Not that I actually have, but I look at these contests and wonder. Let us say they are offering a nice BIG SUV for the grand prize. The SUV is listed as being worth retail value of $40K. Do the grand prize winner really win anything, what with paying sales taxes, income taxes both state and federal, added vehicle registration fees, and I am sure there are taxes I am not even aware of. I am also assuming the “retail value” is higher than what I could walk into Big Big Auto Dealership and buy it for. Is this assumption correct?

So how much would I really win? Is the prize worth it?

Well, if the contest is legitimate, then even if you had to pay the sales tax on your winnings (and I don’t know if you do) plus income tax on the value of the item (again, not sure if this is how it’s taxed), plus all the other items, it’s still much less than you’d pay if you bought the item yourself, since you don’t have to pay for the actual item. Yes, you have to pay these charges, but if you went out and bought a car, you’d still have to pay:

Sales tax (assuming your state has it)
Income tax (on the money you earned that you then used to buy the car)
Registration, etc.

And in my experience (not that I’ve won any of these things, but I’ve seen enough), if it’s a vehicle, the retail value shown will be the actual MSRP, which is pretty fair. Yes, in most cases (there are several exceptions: basically Saturns and cars like Honda Odyssey/S2000 where demand exceeds supply, you pay MSRP or above), you can buy a car for less than MSRP, but it’s not like they’re going to go comparison shopping just to establish a retail value. MSRP is acceptable.

However, many of these contests are bogus; they’re just looking to collect names/phone numbers/addresses. Maybe you’ll win second prize, which may be some cheap piece of jewelry on which you need to pay $20 shipping (hint: if they don’t list a known brand name for an item, chances are the company bought it for pennies a pound), or a free month of Karate lessons (then they try to entice you to buy more).

To add to my response, let’s do a little math. Suppose you won a $40k SUV (to use your example), you’re in the 28% tax bracket, and your state has a 7% sales tax:

Income tax: 11,200 Sales tax: 2,800
Registration:$ $500 (this varies greatly, of course; just a guess)
Total: $14,500

If you went out and bought that SUV:

Price: 40,000 Sales tax: 2,800
Registration:$ 500
Total: $43,300

This is assuming, of course, that you were planning on buying the car in the first place.

If you weren’t, you could sell it. You probably couldn’t get MSRP or even dealer cost, but let’s say you could sell it for $35k (it is brand new, of course). We’ll assume you need to register the car in order to take it home, but you might be able to get around that.

So your $35k less $14,500 still gives you $20,500 in your pocket. And that’s after taxes.

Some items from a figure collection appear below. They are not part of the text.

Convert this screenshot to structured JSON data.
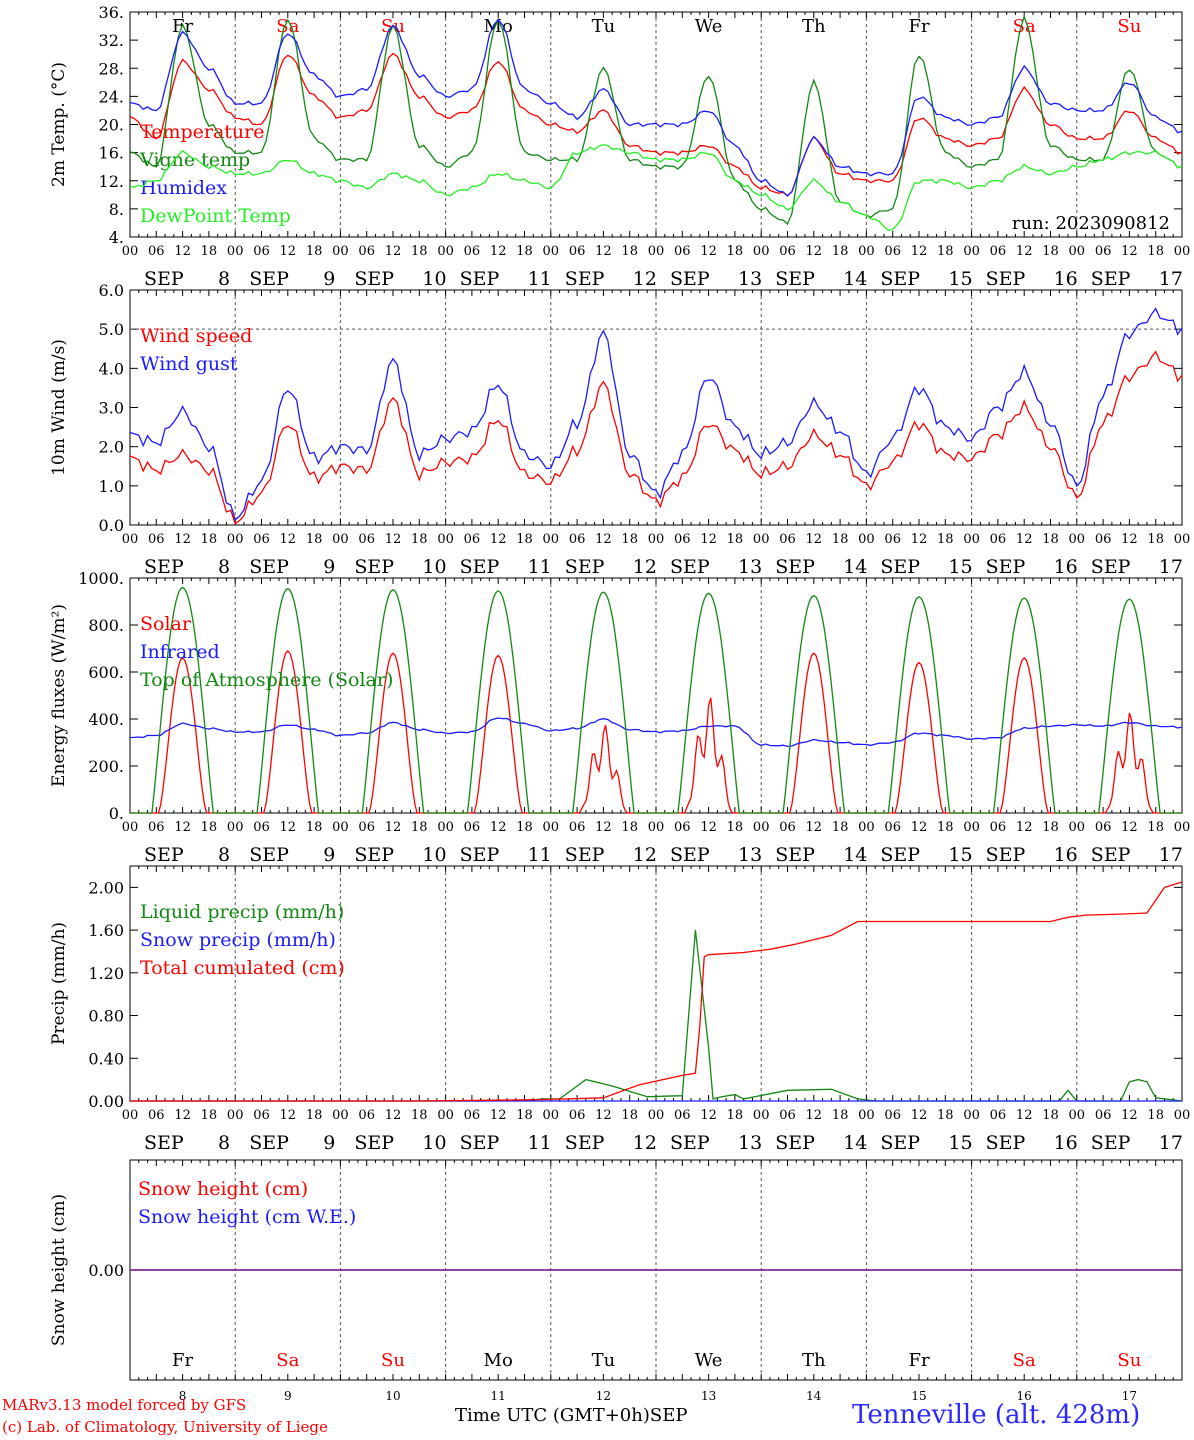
{
  "days": {
    "dates": [
      "8",
      "9",
      "10",
      "11",
      "12",
      "13",
      "14",
      "15",
      "16",
      "17"
    ],
    "month": "SEP",
    "names": [
      "Fr",
      "Sa",
      "Su",
      "Mo",
      "Tu",
      "We",
      "Th",
      "Fr",
      "Sa",
      "Su"
    ],
    "name_colors": [
      "#000000",
      "#ff0000",
      "#ff0000",
      "#000000",
      "#000000",
      "#000000",
      "#000000",
      "#000000",
      "#ff0000",
      "#ff0000"
    ],
    "hour_labels": [
      "00",
      "06",
      "12",
      "18"
    ],
    "end_hour_label": "00"
  },
  "footer": {
    "credit_line1": "MARv3.13 model forced by GFS",
    "credit_line2": "(c) Lab. of Climatology, University of Liege",
    "time_axis_label": "Time UTC (GMT+0h)",
    "month_label": "SEP",
    "station": "Tenneville (alt. 428m)"
  },
  "colors": {
    "red": "#ff0000",
    "dark_green": "#118811",
    "blue": "#1a1aff",
    "light_green": "#22ee22",
    "purple": "#7a2a9a",
    "station_blue": "#2a2aff"
  },
  "chart_data": [
    {
      "type": "line",
      "panel": "temperature",
      "ylabel": "2m Temp. (°C)",
      "ylim": [
        4,
        36
      ],
      "yticks": [
        4,
        8,
        12,
        16,
        20,
        24,
        28,
        32,
        36
      ],
      "ytick_labels": [
        "4.",
        "8.",
        "12.",
        "16.",
        "20.",
        "24.",
        "28.",
        "32.",
        "36."
      ],
      "show_day_names": true,
      "annotation": "run: 2023090812",
      "x_hours": [
        0,
        6,
        12,
        18,
        24,
        30,
        36,
        42,
        48,
        54,
        60,
        66,
        72,
        78,
        84,
        90,
        96,
        102,
        108,
        114,
        120,
        126,
        132,
        138,
        144,
        150,
        156,
        162,
        168,
        174,
        180,
        186,
        192,
        198,
        204,
        210,
        216,
        222,
        228,
        234,
        240
      ],
      "series": [
        {
          "name": "Temperature",
          "color": "#ff0000",
          "values": [
            21,
            18,
            29,
            25,
            21,
            20,
            30,
            24,
            21,
            22,
            30,
            24,
            21,
            22,
            29,
            22,
            20,
            19,
            22,
            17,
            16,
            16,
            17,
            14,
            11,
            10,
            18,
            13,
            12,
            12,
            21,
            18,
            17,
            18,
            25,
            20,
            18,
            18,
            22,
            18,
            16
          ]
        },
        {
          "name": "Vigne temp",
          "color": "#118811",
          "values": [
            16,
            14,
            34,
            20,
            16,
            16,
            35,
            18,
            15,
            15,
            34,
            17,
            14,
            16,
            35,
            16,
            15,
            15,
            28,
            15,
            14,
            14,
            27,
            12,
            8,
            6,
            26,
            9,
            7,
            8,
            30,
            16,
            14,
            15,
            35,
            17,
            15,
            15,
            28,
            16,
            14
          ]
        },
        {
          "name": "Humidex",
          "color": "#1a1aff",
          "values": [
            23,
            22,
            33,
            28,
            23,
            23,
            33,
            27,
            24,
            25,
            34,
            27,
            24,
            25,
            35,
            25,
            23,
            21,
            25,
            20,
            20,
            20,
            22,
            17,
            12,
            10,
            18,
            14,
            13,
            13,
            24,
            21,
            20,
            21,
            28,
            23,
            22,
            22,
            26,
            21,
            19
          ]
        },
        {
          "name": "DewPoint Temp",
          "color": "#22ee22",
          "values": [
            11,
            12,
            16,
            14,
            13,
            13,
            15,
            13,
            12,
            11,
            13,
            12,
            10,
            11,
            13,
            12,
            11,
            16,
            17,
            16,
            15,
            15,
            16,
            12,
            10,
            8,
            12,
            9,
            7,
            5,
            12,
            12,
            11,
            12,
            14,
            13,
            14,
            15,
            16,
            16,
            14
          ]
        }
      ]
    },
    {
      "type": "line",
      "panel": "wind",
      "ylabel": "10m Wind (m/s)",
      "ylim": [
        0,
        6
      ],
      "yticks": [
        0,
        1,
        2,
        3,
        4,
        5,
        6
      ],
      "ytick_labels": [
        "0.0",
        "1.0",
        "2.0",
        "3.0",
        "4.0",
        "5.0",
        "6.0"
      ],
      "dashed_reference": 5.0,
      "show_day_names": false,
      "x_hours": [
        0,
        6,
        12,
        18,
        24,
        30,
        36,
        42,
        48,
        54,
        60,
        66,
        72,
        78,
        84,
        90,
        96,
        102,
        108,
        114,
        120,
        126,
        132,
        138,
        144,
        150,
        156,
        162,
        168,
        174,
        180,
        186,
        192,
        198,
        204,
        210,
        216,
        222,
        228,
        234,
        240
      ],
      "series": [
        {
          "name": "Wind speed",
          "color": "#ff0000",
          "values": [
            1.7,
            1.4,
            1.8,
            1.4,
            0.1,
            0.8,
            2.6,
            1.2,
            1.5,
            1.4,
            3.2,
            1.3,
            1.6,
            1.7,
            2.7,
            1.3,
            1.1,
            1.9,
            3.6,
            1.3,
            0.6,
            1.2,
            2.6,
            1.9,
            1.3,
            1.5,
            2.3,
            1.8,
            1.0,
            1.6,
            2.6,
            1.8,
            1.7,
            2.3,
            3.0,
            2.0,
            0.7,
            2.6,
            3.8,
            4.3,
            3.8
          ]
        },
        {
          "name": "Wind gust",
          "color": "#1a1aff",
          "values": [
            2.3,
            2.1,
            2.9,
            2.0,
            0.2,
            1.1,
            3.5,
            1.7,
            2.0,
            1.9,
            4.2,
            1.8,
            2.2,
            2.4,
            3.6,
            1.8,
            1.5,
            2.6,
            4.9,
            1.8,
            0.8,
            1.8,
            3.8,
            2.5,
            1.8,
            2.1,
            3.1,
            2.4,
            1.3,
            2.2,
            3.5,
            2.5,
            2.2,
            3.0,
            3.9,
            2.6,
            1.0,
            3.3,
            4.9,
            5.4,
            5.0
          ]
        }
      ]
    },
    {
      "type": "line",
      "panel": "energy",
      "ylabel": "Energy fluxes (W/m²)",
      "ylim": [
        0,
        1000
      ],
      "yticks": [
        0,
        200,
        400,
        600,
        800,
        1000
      ],
      "ytick_labels": [
        "0.",
        "200.",
        "400.",
        "600.",
        "800.",
        "1000."
      ],
      "show_day_names": false,
      "series": [
        {
          "name": "Solar",
          "color": "#ff0000",
          "daily_peak": [
            660,
            690,
            680,
            670,
            380,
            500,
            680,
            640,
            660,
            430
          ]
        },
        {
          "name": "Infrared",
          "color": "#1a1aff",
          "x_hours": [
            0,
            6,
            12,
            18,
            24,
            30,
            36,
            42,
            48,
            54,
            60,
            66,
            72,
            78,
            84,
            90,
            96,
            102,
            108,
            114,
            120,
            126,
            132,
            138,
            144,
            150,
            156,
            162,
            168,
            174,
            180,
            186,
            192,
            198,
            204,
            210,
            216,
            222,
            228,
            234,
            240
          ],
          "values": [
            320,
            330,
            380,
            360,
            345,
            345,
            375,
            355,
            330,
            340,
            385,
            355,
            340,
            345,
            405,
            380,
            350,
            360,
            400,
            355,
            345,
            350,
            370,
            370,
            290,
            285,
            310,
            300,
            290,
            300,
            340,
            330,
            315,
            320,
            360,
            370,
            375,
            370,
            385,
            370,
            365
          ]
        },
        {
          "name": "Top of Atmosphere (Solar)",
          "color": "#118811",
          "daily_peak": [
            960,
            955,
            950,
            945,
            940,
            935,
            925,
            920,
            915,
            910
          ]
        }
      ]
    },
    {
      "type": "line",
      "panel": "precip",
      "ylabel": "Precip (mm/h)",
      "ylim": [
        0,
        2.2
      ],
      "yticks": [
        0,
        0.4,
        0.8,
        1.2,
        1.6,
        2.0
      ],
      "ytick_labels": [
        "0.00",
        "0.40",
        "0.80",
        "1.20",
        "1.60",
        "2.00"
      ],
      "show_day_names": false,
      "series": [
        {
          "name": "Liquid precip (mm/h)",
          "color": "#118811",
          "x_hours": [
            0,
            80,
            84,
            90,
            94,
            98,
            104,
            110,
            118,
            126,
            129,
            132,
            133,
            135,
            138,
            140,
            150,
            160,
            166,
            170,
            176,
            200,
            212,
            214,
            216,
            220,
            226,
            228,
            230,
            232,
            234,
            240
          ],
          "values": [
            0,
            0,
            0.01,
            0,
            0.02,
            0.02,
            0.2,
            0.14,
            0.04,
            0.05,
            1.6,
            0.5,
            0.02,
            0.04,
            0.06,
            0.02,
            0.1,
            0.11,
            0.02,
            0,
            0,
            0,
            0,
            0.1,
            0,
            0,
            0,
            0.18,
            0.2,
            0.18,
            0.03,
            0
          ]
        },
        {
          "name": "Snow precip (mm/h)",
          "color": "#1a1aff",
          "x_hours": [
            0,
            240
          ],
          "values": [
            0,
            0
          ]
        },
        {
          "name": "Total cumulated (cm)",
          "color": "#ff0000",
          "x_hours": [
            0,
            64,
            90,
            100,
            108,
            116,
            126,
            129,
            130,
            131,
            132,
            140,
            146,
            152,
            160,
            166,
            180,
            200,
            210,
            214,
            218,
            226,
            232,
            236,
            240
          ],
          "values": [
            0,
            0,
            0.01,
            0.02,
            0.03,
            0.15,
            0.24,
            0.26,
            0.7,
            1.35,
            1.37,
            1.39,
            1.42,
            1.47,
            1.55,
            1.68,
            1.68,
            1.68,
            1.68,
            1.72,
            1.74,
            1.75,
            1.76,
            2.0,
            2.05
          ]
        }
      ]
    },
    {
      "type": "line",
      "panel": "snow",
      "ylabel": "Snow height (cm)",
      "ylim": [
        -1,
        1
      ],
      "yticks": [
        0
      ],
      "ytick_labels": [
        "0.00"
      ],
      "show_day_names": true,
      "series": [
        {
          "name": "Snow height (cm)",
          "color": "#ff0000",
          "x_hours": [
            0,
            240
          ],
          "values": [
            0,
            0
          ]
        },
        {
          "name": "Snow height (cm W.E.)",
          "color": "#1a1aff",
          "x_hours": [
            0,
            240
          ],
          "values": [
            0,
            0
          ]
        }
      ]
    }
  ]
}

I’ve never won a car, but have won a couple smaller items. The 50" screen TV I won free and clear, as the taxes had already been paid on it. The electric cooler (estimated cost, $130) came with a tax form to fill out. So, yes, even with the cost of taxes, winning big is worth it as you DO end up with more than you started with.

Besides, it gives you great bragging rights!

Be careful entering contests, particularly those at home and auto shows. Sometimes the form you fill out to enter assigns them the right to be your new long distance phone service provider!

I have seen this several times at the auto shows here in St. Louis. Read carefully!